Avec les fidèles hommages de votre Friedrich Nietzsche Sorrento Villa Rubinacci. J’oubliais les recommandations de M. Rée.
9) Lettre - Bâle, le 10 octobre 1877 Très chère Madame! Un ami, que j’estime beaucoup, m’a récemment lu un essai sur l’Anneau des Nibelungen qui m’a paru si sympathique et intelligent que j’ose vous le recommander ainsi qu’au Maître pour une soirée de lecture. Cet ami n’a pas du tout le genre littéraire et son écrit est destiné à un public des plus restreints; je ne crois pas qu’il ait été lu par quelqu’un, exception faite de son épouse et de deux ou trois personnes.
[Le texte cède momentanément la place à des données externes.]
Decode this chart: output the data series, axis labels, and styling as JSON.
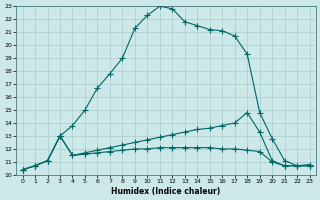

Peut-être mettrez-vous, à propos de certaines hypothèses, un oui ou un non décisif en marge; je le souhaiterais notamment pour savoir comment Wotan a perdu son œil et pourquoi il tira Wala de son sommeil. Dans ma réclusion, je finis quand même par recevoir des nouvelles de tout ce qui se passe à Bayreuth; et il y a certaines choses, comme la pensée authentiquement wagnérienne de l’école de Bayreuth, que je crois si bien comprendre que toute parole écrite me paraît indiscrète. La magnifique promesse de Parsifal peut nous consoler à chaque fois que nous avons besoin de consolation. Presque toutes mes connaissances auxquelles je pense en ce moment ont leurs petits malheurs qui les rongent: je parlerai donc de mes petits malheurs sans me gêner. Après avoir pendant un an cherché de toutes les manières à retrouver la santé, je me suis soumis ces dernières semaines à un examen attentif et soigneux fait par trois excellents médecins. Le résultat ne pouvait être plus navrant: on a reconnu que mes yeux étaient à l’origine de mes souffrances, et notamment de ces terribles maux de tête; on y a constaté deux processus inflammatoires, et avancé que je serais inévitablement aveugle, - si je ne me soumettais pas aux dures exigences de tous les médecins: cesser absolument de lire et d’écrire pendant plusieurs années. Dans ce cas, la faible lueur qui me reste encore en matière de vision pourrait être conservée. Voici donc venir une sombre époque pleine de résolutions pénibles pour moi. Jusqu’à présent, ce n’est pas le courage qui manque; je pense avoir appris quelque chose de Wagner à ce sujet. A lui comme à vous, je suis de tout cœur dévoué, dans les bons comme dans les mauvais jours.
F. N.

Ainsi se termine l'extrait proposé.